Advanced protein structure prediction requires evolutionary information from multiple sequence alignments (MSAs) from evolutionary couplings that are not always available. Artificial intelligence (AI)-based predictions inputting only single sequences are faster but so inaccurate as to render speed irrelevant. Here, we described a competitive prediction of inter-residue distances (2D structure) exclusively inputting embeddings from pre-trained protein language models (pLMs), namely ProtT5, from single sequences into a convolutional neural network (CNN) with relatively few layers. The major advance used the ProtT5 attention heads. Our new method, EMBER2, which never requires any MSAs, performed similarly to other methods that fully rely on co-evolution. Although clearly not reaching AlphaFold2, our leaner solution came somehow close at substantially lower costs. By generating protein-specific rather than family-averaged predictions, EMBER2 might better capture some features of particular protein structures. Results from using protein engineering and deep mutational scanning (DMS) experiments provided at least a proof of principle for such a speculation.

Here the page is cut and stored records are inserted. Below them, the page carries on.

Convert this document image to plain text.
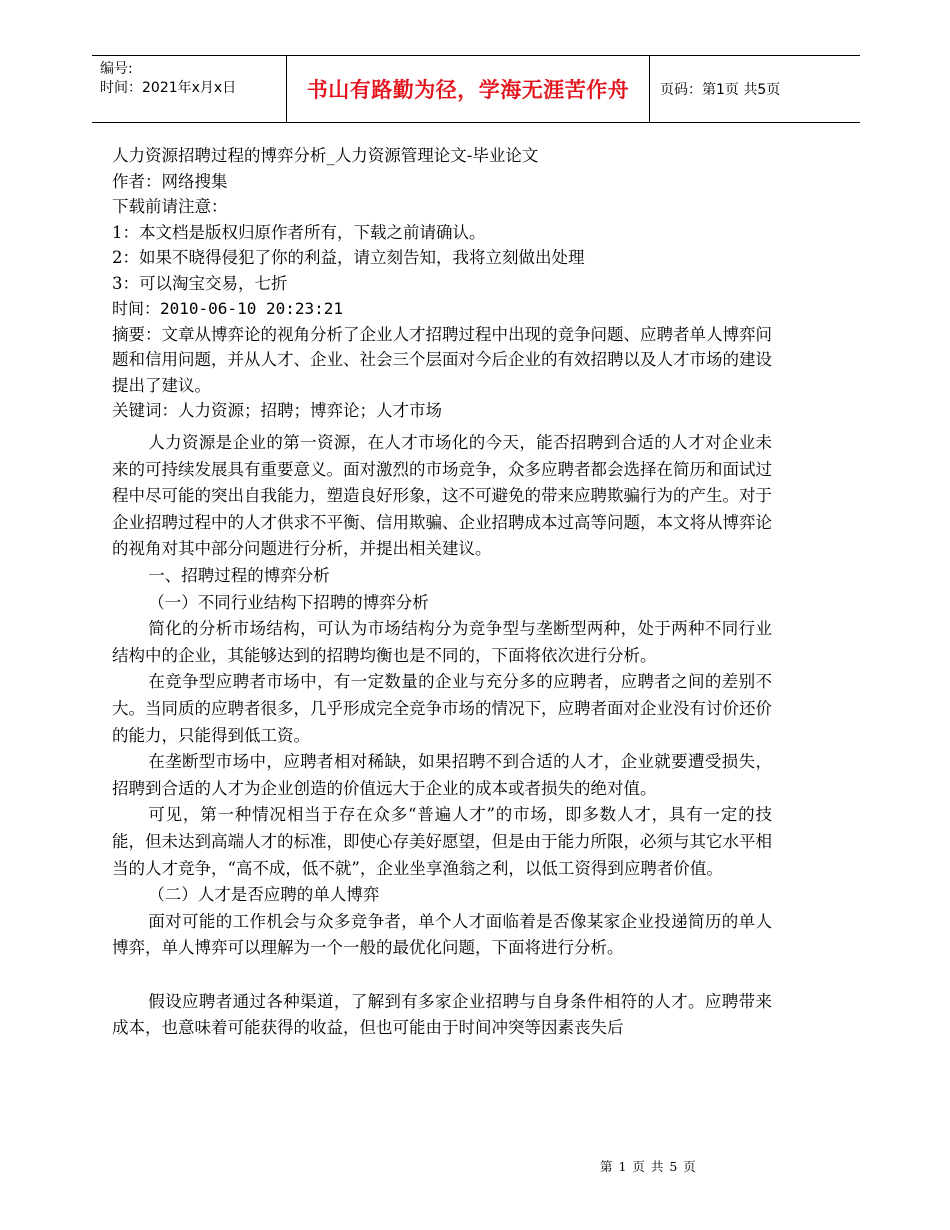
编号:
时间：2021年x月x日	书山有路勤为径，学海无涯苦作舟 页码：第1页 共5页
人力资源招聘过程的博弈分析_人力资源管理论文-毕业论文
作者：网络搜集
下载前请注意：
1：本文档是版权归原作者所有，下载之前请确认。
2：如果不晓得侵犯了你的利益，请立刻告知，我将立刻做出处理
3：可以淘宝交易，七折
时间：2010-06-10 20:23:21
摘要：文章从博弈论的视角分析了企业人才招聘过程中出现的竞争问题、应聘者单人博弈问题和信用问题，并从人才、企业、社会三个层面对今后企业的有效招聘以及人才市场的建设提出了建议。
关键词：人力资源；招聘；博弈论；人才市场

人力资源是企业的第一资源，在人才市场化的今天，能否招聘到合适的人才对企业未来的可持续发展具有重要意义。面对激烈的市场竞争，众多应聘者都会选择在简历和面试过程中尽可能的突出自我能力，塑造良好形象，这不可避免的带来应聘欺骗行为的产生。对于企业招聘过程中的人才供求不平衡、信用欺骗、企业招聘成本过高等问题，本文将从博弈论的视角对其中部分问题进行分析，并提出相关建议。

一、招聘过程的博弈分析

（一）不同行业结构下招聘的博弈分析

简化的分析市场结构，可认为市场结构分为竞争型与垄断型两种，处于两种不同行业结构中的企业，其能够达到的招聘均衡也是不同的，下面将依次进行分析。

在竞争型应聘者市场中，有一定数量的企业与充分多的应聘者，应聘者之间的差别不大。当同质的应聘者很多，几乎形成完全竞争市场的情况下，应聘者面对企业没有讨价还价的能力，只能得到低工资。

在垄断型市场中，应聘者相对稀缺，如果招聘不到合适的人才，企业就要遭受损失，招聘到合适的人才为企业创造的价值远大于企业的成本或者损失的绝对值。

可见，第一种情况相当于存在众多“普遍人才”的市场，即多数人才，具有一定的技能，但未达到高端人才的标准，即使心存美好愿望，但是由于能力所限，必须与其它水平相当的人才竞争，“高不成，低不就”，企业坐享渔翁之利，以低工资得到应聘者价值。

（二）人才是否应聘的单人博弈

面对可能的工作机会与众多竞争者，单个人才面临着是否像某家企业投递简历的单人博弈，单人博弈可以理解为一个一般的最优化问题，下面将进行分析。

假设应聘者通过各种渠道，了解到有多家企业招聘与自身条件相符的人才。应聘带来成本，也意味着可能获得的收益，但也可能由于时间冲突等因素丧失后

第 1 页 共 5 页
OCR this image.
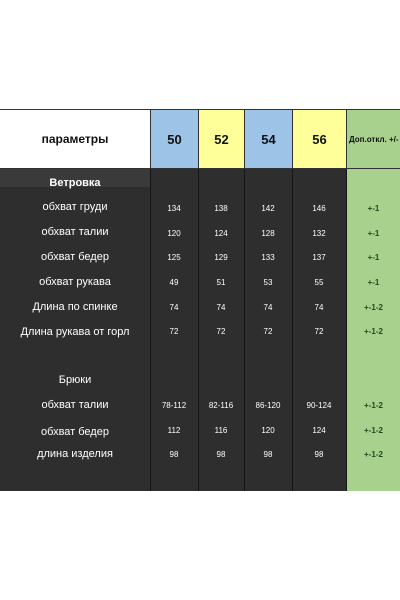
параметры	50	52	54	56	Доп.откл. +/-
Ветровка
обхват груди	134	138	142	146	+-1
обхват талии	120	124	128	132	+-1
обхват бедер	125	129	133	137	+-1
обхват рукава	49	51	53	55	+-1
Длина по спинке	74	74	74	74	+-1-2
Длина рукава от горл	72	72	72	72	+-1-2
Брюки
обхват талии	78-112	82-116	86-120	90-124	+-1-2
обхват бедер	112	116	120	124	+-1-2
длина изделия	98	98	98	98	+-1-2
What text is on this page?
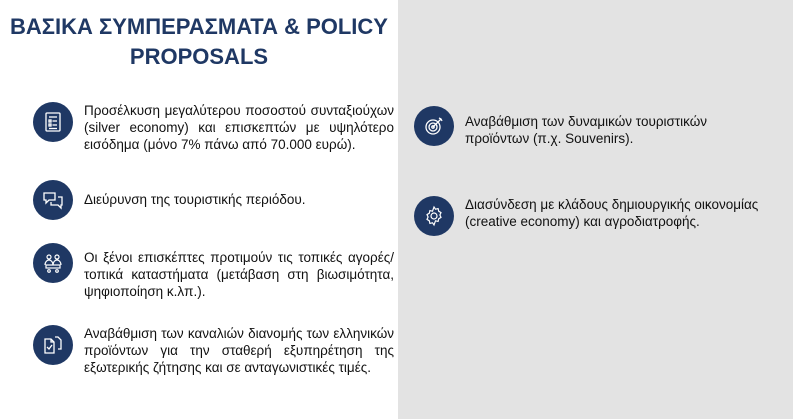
ΒΑΣΙΚΑ ΣΥΜΠΕΡΑΣΜΑΤΑ & POLICY
PROPOSALS
Προσέλκυση μεγαλύτερου ποσοστού συνταξιούχων (silver economy) και επισκεπτών με υψηλότερο εισόδημα (μόνο 7% πάνω από 70.000 ευρώ).
Διεύρυνση της τουριστικής περιόδου.
Οι ξένοι επισκέπτες προτιμούν τις τοπικές αγορές/ τοπικά καταστήματα (μετάβαση στη βιωσιμότητα, ψηφιοποίηση κ.λπ.).
Αναβάθμιση των καναλιών διανομής των ελληνικών προϊόντων για την σταθερή εξυπηρέτηση της εξωτερικής ζήτησης και σε ανταγωνιστικές τιμές.
Αναβάθμιση των δυναμικών τουριστικών προϊόντων (π.χ. Souvenirs).
Διασύνδεση με κλάδους δημιουργικής οικονομίας (creative economy) και αγροδιατροφής.
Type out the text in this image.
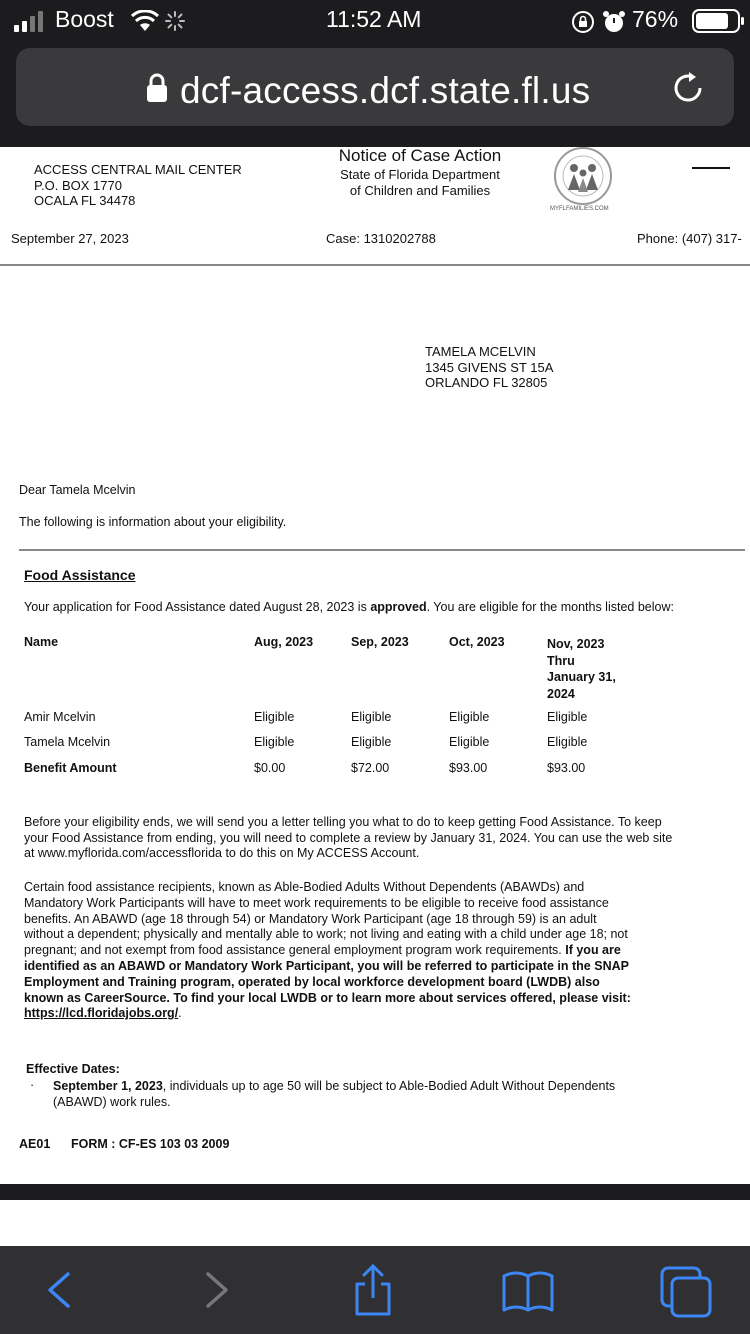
Boost	11:52 AM	76%
dcf-access.dcf.state.fl.us
ACCESS CENTRAL MAIL CENTER
P.O. BOX 1770
OCALA FL 34478
Notice of Case Action
State of Florida Department
of Children and Families
MYFLFAMILIES.COM
September 27, 2023	Case: 1310202788	Phone: (407) 317-
TAMELA MCELVIN
1345 GIVENS ST 15A
ORLANDO FL 32805
Dear Tamela Mcelvin
The following is information about your eligibility.
Food Assistance
Your application for Food Assistance dated August 28, 2023 is approved. You are eligible for the months listed below:
Name	Aug, 2023	Sep, 2023	Oct, 2023	Nov, 2023
Thru
January 31,
2024
Amir Mcelvin	Eligible	Eligible	Eligible	Eligible
Tamela Mcelvin	Eligible	Eligible	Eligible	Eligible
Benefit Amount	$0.00	$72.00	$93.00	$93.00
Before your eligibility ends, we will send you a letter telling you what to do to keep getting Food Assistance. To keep
your Food Assistance from ending, you will need to complete a review by January 31, 2024. You can use the web site
at www.myflorida.com/accessflorida to do this on My ACCESS Account.
Certain food assistance recipients, known as Able-Bodied Adults Without Dependents (ABAWDs) and
Mandatory Work Participants will have to meet work requirements to be eligible to receive food assistance
benefits. An ABAWD (age 18 through 54) or Mandatory Work Participant (age 18 through 59) is an adult
without a dependent; physically and mentally able to work; not living and eating with a child under age 18; not
pregnant; and not exempt from food assistance general employment program work requirements. If you are
identified as an ABAWD or Mandatory Work Participant, you will be referred to participate in the SNAP
Employment and Training program, operated by local workforce development board (LWDB) also
known as CareerSource. To find your local LWDB or to learn more about services offered, please visit:
https://lcd.floridajobs.org/.
Effective Dates:
· September 1, 2023, individuals up to age 50 will be subject to Able-Bodied Adult Without Dependents
(ABAWD) work rules.
AE01 FORM : CF-ES 103 03 2009
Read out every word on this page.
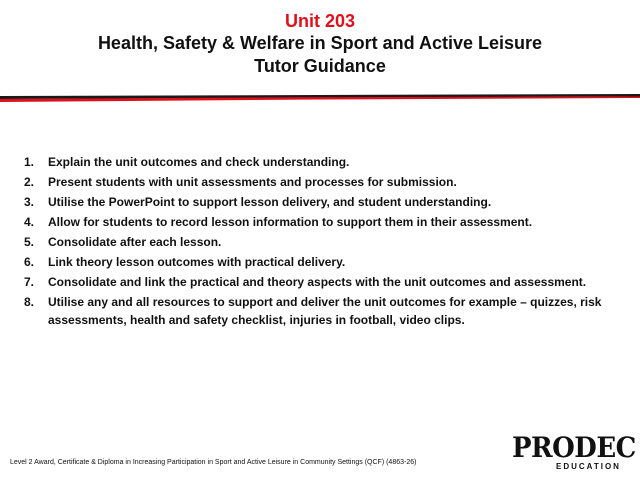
Unit 203
Health, Safety & Welfare in Sport and Active Leisure
Tutor Guidance
1.	Explain the unit outcomes and check understanding.
2.	Present students with unit assessments and processes for submission.
3.	Utilise the PowerPoint to support lesson delivery, and student understanding.
4.	Allow for students to record lesson information to support them in their assessment.
5.	Consolidate after each lesson.
6.	Link theory lesson outcomes with practical delivery.
7.	Consolidate and link the practical and theory aspects with the unit outcomes and assessment.
8.	Utilise any and all resources to support and deliver the unit outcomes for example – quizzes, risk assessments, health and safety checklist, injuries in football, video clips.
Level 2 Award, Certificate & Diploma in Increasing Participation in Sport and Active Leisure in Community Settings (QCF) (4863-26)	PRODEC
EDUCATION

高级蛋白质结构预测需要来自进化耦合的多序列比对 (MSA) 的进化信息，这些信息并不总是可用的。仅输入单个序列的基于人工智能 (AI) 的预测速度更快，但非常不准确，以至于与速度无关。在这里，我们描述了一种竞争性预测残差间距离（2D 结构），专门将来自预训练的蛋白质语言模型（pLM）（即 ProtT5）的嵌入从单个序列输入到层数相对较少的卷积神经网络（CNN）中。主要进步使用了 ProtT5 注意力头。我们的新方法EMBER2不需要任何 MSA，其执行方式与完全依赖协同进化的其他方法类似。虽然显然没有达到AlphaFold2，我们更精简的解决方案在某种程度上以大大降低的成本接近。通过生成蛋白质特异性而非家族平均预测，EMBER2可能更好地捕捉特定蛋白质结构的某些特征。使用蛋白质工程和深度突变扫描 (DMS) 实验的结果至少为这种推测提供了原理证明。